Advantages of Downloading Airflow Read File from S3
Here are the major advantages of Airflow Read File from S3
- Dynamic Integration: To generate dynamic pipelines, Airflow employs Python as the backend programming language. There are several operators, hooks, and connectors available to create DAG and link them to workflows.
- Refreshing the Server: Any changes you make to DAGs or tasks are not automatically reflected in Airflow. To load the most recent configurations, you should use the web server’s Refresh button.
- Responsible Scheduler: It appears logical to start the scheduler when the web server boots up. Airflow does not operate in this manner for an important reason: to provide separation of concerns when deployed in a cluster environment where the scheduler and web server are not always on the same machine.
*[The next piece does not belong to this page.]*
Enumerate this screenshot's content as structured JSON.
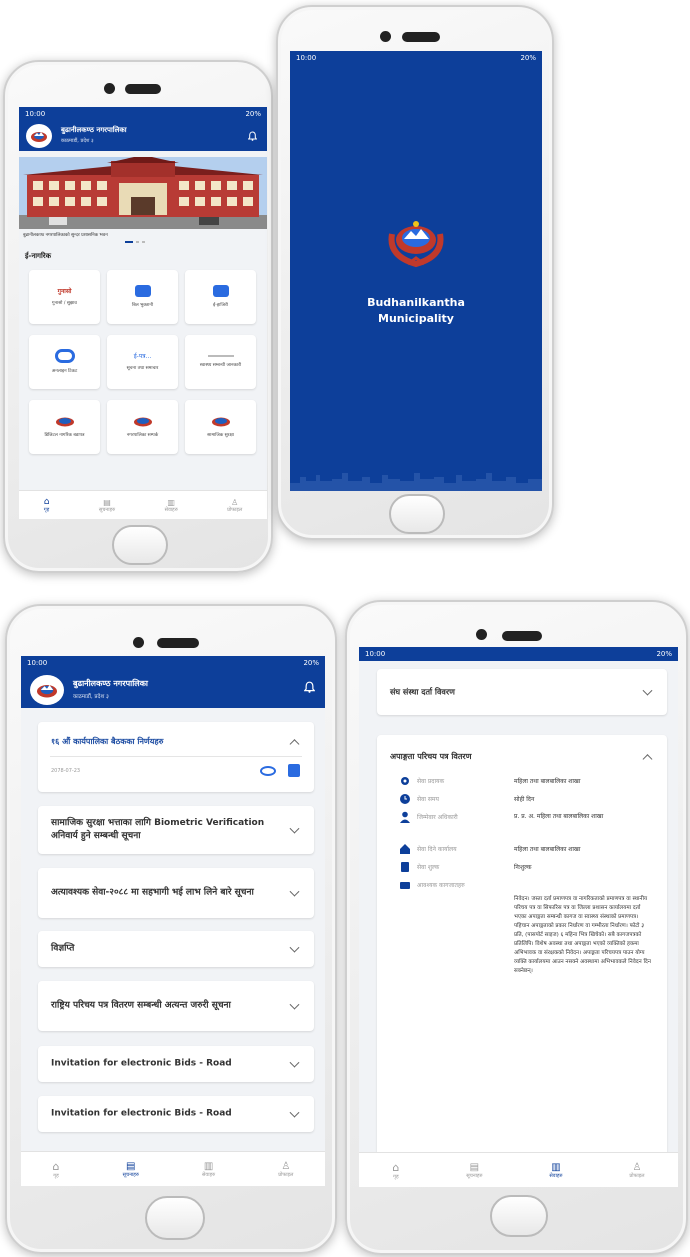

- Scalable: The airflow is intended to be infinitely scalable. You can define as many dependent workflows as you want. Airflow creates a message queue to orchestrate an arbitrary number of workers.
Integrate your data in minutes!
No credit card required
Conclusion
Airflow makes downloading files from Amazon S3 as simple as uploading them. It all comes down to one function call: load_file() or download_file().
While writing too many functions there can be a chance of potential risk while fetching data, why take the risk! Try Hevo, A No-code Automated Data Pipeline provides you with a consistent and reliable solution to manage data transfer between a variety of sources and a wide variety of Desired Destinations with a few clicks.
Try a 14-day free trial to explore all features, and check out our unbeatable pricing for the best plan for your needs.
Frequently Asked Questions
1. Does Airflow run on AWS?
Yes, Airflow can be operated on AWS. There are also services like Amazon EC2, which is perfect for your custom setting, and there’s Amazon Managed Workflows for Apache Airflow (MWAA), a fully managed service that helps in running and scaling Airflow workflows on AWS.
2. What is the command to get files from S3?
To get files from an S3 bucket using the AWS CLI, you can use the aws s3 cp command. For example:
aws s3 cp s3://bucket-name/file-key local-file-path
3. Is Airflow good for ETL?
Yes, Airflow is suited well to ETL (extract, transform, load) processes because it gives users the ability to orchestrate complex workflows, schedule data pipelines, and manage dependencies between tasks-which is a highly desirable attribute toward automation and real-time monitoring of ETL jobs across scale.
Davor DSouza is a data analyst with a passion for using data to solve real-world problems. His experience with data integration and infrastructure, combined with his Master's in Machine Learning, equips him to bridge the gap between theory and practical application. He enjoys diving deep into data and emerging with clear and actionable insights.